Fabiano Pessoa citou as demandas recorrentes que chegam ao Ministério Público e ao Judiciário acerca de direitos violados nas áreas de saúde, educação, assistência social, habitação e proteção do meio ambiente. “O Ministério Público tem desenvolvido várias ações no sentido de promover mediação entre a população e os gestores, fazendo também o acompanhamento prévio das políticas públicas”, disse. O MPPE desenvolve, no momento, o projeto MP SUAS, na perspectiva de criar um método adequado de avaliação, formação de indicadores e de pactuação de medidas que possam impactar na melhoria da rede de proteção e de fortalecimento do Sistema Único de Assistência Social, por exemplo. “Os promotores de Justiça têm procurado alguns municípios na tentativa de implementar essa atuação preventiva de garantia de direitos”, reforçou, argumentando que há caminhos para evitar que a população precise recorrer ao MP e ao Judiciário para cobrar, dos prefeitos, serviços básicos em sua comunidade.
GUARDA ARMADA - Na sala temática “Segurança pública: guarda armada resolve?”, o coordenador do CAO Defesa Social do MPPE, promotor de Justiça Francisco Ortêncio, fez uma análise conjuntural e histórica, afirmando que o estado brasileiro tem apresentado ao longo do tempo respostas, muitas das quais fragmentadas, reativas ou experimentais, criando normativas em razão de um fato que gerou comoção ou de uma pressão social. “Em 2014 foi sancionada lei federal estabelecendo o uso prioritário de armas não letais e agora, 12 anos depois, nós temos em pauta o armamento das guardas municipais. O uso de armas pelas guardas municipais por si só não resolve esse problema macro, histórico e desafiador da violência e criminalidade. É preciso que haja uma solução conjuntural, incluindo diversos fatores”, argumentou.

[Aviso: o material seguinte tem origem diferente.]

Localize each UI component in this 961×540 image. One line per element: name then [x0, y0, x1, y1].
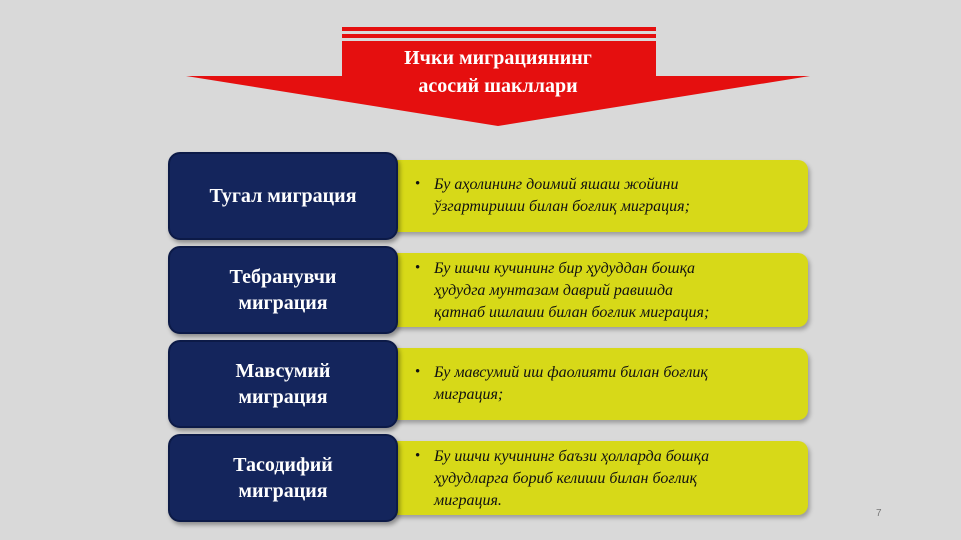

Ortêncio alertou que a decisão de armar a guarda municipal exige a tomada de outras providências pelos gestores. “Precisa antes definir uma política e um plano de segurança pública, criar um Conselho Municipal de Segurança Pública e investir na estruturação da guarda”. Isso implica em capacitar os profissionais, oferecer condições adequadas de trabalho, para que o uso da arma seja feito por um agente capacitado, qualificado a usá-la, explicou. “É algo complexo e que exige cautela”, reforçou. Compreender o modelo do Sistema Único de Segurança Pública e se adequar às exigências, criando corregedorias próprias, autônomas, são fundamentais na opinião do promotor de Justiça, assim como assegurar a integração do profissional de segurança pública municipal, armado ou não, às outras forças, como as polícias militar, civil, federal e rodoviária federal.